# Math Help - Another matrix problem

1. ## Another matrix problem

Hi I'm stuck in this problem again.

Using Gaussian elimination with back-substition or Gauss-Jordan Elimination solve the following problem.

A small corporation borrowed $500,000 to expand its product line. Some of the money was borrowed at 9%, some at 10%, and some at 12%. How much was borrowed at each rate if the annual interest was$52,000 and the amount borrowed at 10% was 2.5 times the amount borrowed at 9%?

2. Hello, cuteisa89!

I'll set up for you . . .

Using Gaussian elimination, solve the following problem.

A small corporation borrowed $500,000 to expand its product line. Some of the money was borrowed at 9%, some at 10%, and some at 12%. How much was borrowed at each rate if the annual interest was$52,000
and the amount borrowed at 10% was 2.5 times the amount borrowed at 9%?

Let: . $\begin{array}{c}x = \text{amount borrowed at 9\%} \\ y = \text{amount borrowed at 10\%} \\ z = \text{amount borrowed at 12\%}\end{array}$

The total borrowed is $500,000: . $x + y + z \:=\:500,000$ .(a) The interest on $x$ dollars at 9% is: $0.09x$ dollars. The interest on $y$ dollars at 10% is: $0.10y$ dollars. The interest on $z$ dollars at 12% is: $0.12z$ dollars. . . The total interest was$52,000: . $0.09x + 0.10y + 0.12z \:=\:52,000$
Multiply by 100: . $9x + 10y + 12z \:=\:5,200,000$ .(b)
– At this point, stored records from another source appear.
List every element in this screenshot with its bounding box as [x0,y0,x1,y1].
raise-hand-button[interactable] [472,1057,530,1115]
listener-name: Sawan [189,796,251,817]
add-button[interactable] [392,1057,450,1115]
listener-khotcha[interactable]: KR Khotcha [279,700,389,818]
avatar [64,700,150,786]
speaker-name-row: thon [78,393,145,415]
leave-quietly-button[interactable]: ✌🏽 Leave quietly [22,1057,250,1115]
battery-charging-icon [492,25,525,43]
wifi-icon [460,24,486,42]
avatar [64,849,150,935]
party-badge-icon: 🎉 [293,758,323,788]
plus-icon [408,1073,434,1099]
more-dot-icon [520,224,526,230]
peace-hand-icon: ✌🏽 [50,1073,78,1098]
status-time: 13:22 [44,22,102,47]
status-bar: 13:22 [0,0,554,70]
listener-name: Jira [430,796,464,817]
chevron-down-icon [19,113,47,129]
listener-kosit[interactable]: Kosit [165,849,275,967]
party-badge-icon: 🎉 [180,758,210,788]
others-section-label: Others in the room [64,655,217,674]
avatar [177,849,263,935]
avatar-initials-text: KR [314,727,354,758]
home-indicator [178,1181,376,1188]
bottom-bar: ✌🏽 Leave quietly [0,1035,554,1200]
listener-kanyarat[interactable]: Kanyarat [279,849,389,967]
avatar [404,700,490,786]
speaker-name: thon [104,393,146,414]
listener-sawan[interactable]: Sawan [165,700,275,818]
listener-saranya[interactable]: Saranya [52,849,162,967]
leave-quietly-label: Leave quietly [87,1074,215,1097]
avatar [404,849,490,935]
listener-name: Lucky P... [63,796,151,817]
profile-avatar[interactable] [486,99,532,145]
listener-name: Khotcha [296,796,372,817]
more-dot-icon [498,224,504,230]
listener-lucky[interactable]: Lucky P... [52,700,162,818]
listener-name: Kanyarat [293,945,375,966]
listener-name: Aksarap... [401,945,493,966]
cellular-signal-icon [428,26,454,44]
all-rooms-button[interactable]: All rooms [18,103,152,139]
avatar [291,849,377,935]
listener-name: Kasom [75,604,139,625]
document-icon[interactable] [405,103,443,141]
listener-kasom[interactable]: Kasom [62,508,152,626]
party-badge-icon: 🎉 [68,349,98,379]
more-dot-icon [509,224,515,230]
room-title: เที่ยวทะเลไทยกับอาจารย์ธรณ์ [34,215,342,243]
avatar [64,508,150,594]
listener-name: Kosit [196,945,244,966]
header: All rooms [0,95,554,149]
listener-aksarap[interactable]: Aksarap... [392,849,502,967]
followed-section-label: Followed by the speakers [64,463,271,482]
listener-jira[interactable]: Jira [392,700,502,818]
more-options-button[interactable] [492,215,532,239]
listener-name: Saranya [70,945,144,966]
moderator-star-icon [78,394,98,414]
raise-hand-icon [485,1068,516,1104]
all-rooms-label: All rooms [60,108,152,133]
The amount borrowed at 10% was 2.5 times the amount borrowed at 9%:
. . $y \:=\:2.5x\quad\Rightarrow\quad 2.5x - y \:=\:0$
Multiply by 2: . $5x - 2y \:=\:0$ .(c)

And we have the sytem: . $\begin{vmatrix}1 & 1 & 1 & | & 50,000 \\ 9 & 10 & 12 & | & 5,200,000 \\ 5 & \text{-}2 & 0 & | & 0\end{vmatrix}$

Now solve it . . .

3. So would it be:
x= 100,000
y = 250,000
z = 150,000

Is this correct?
By the way, thank you so much for helping me! Really appreciated it!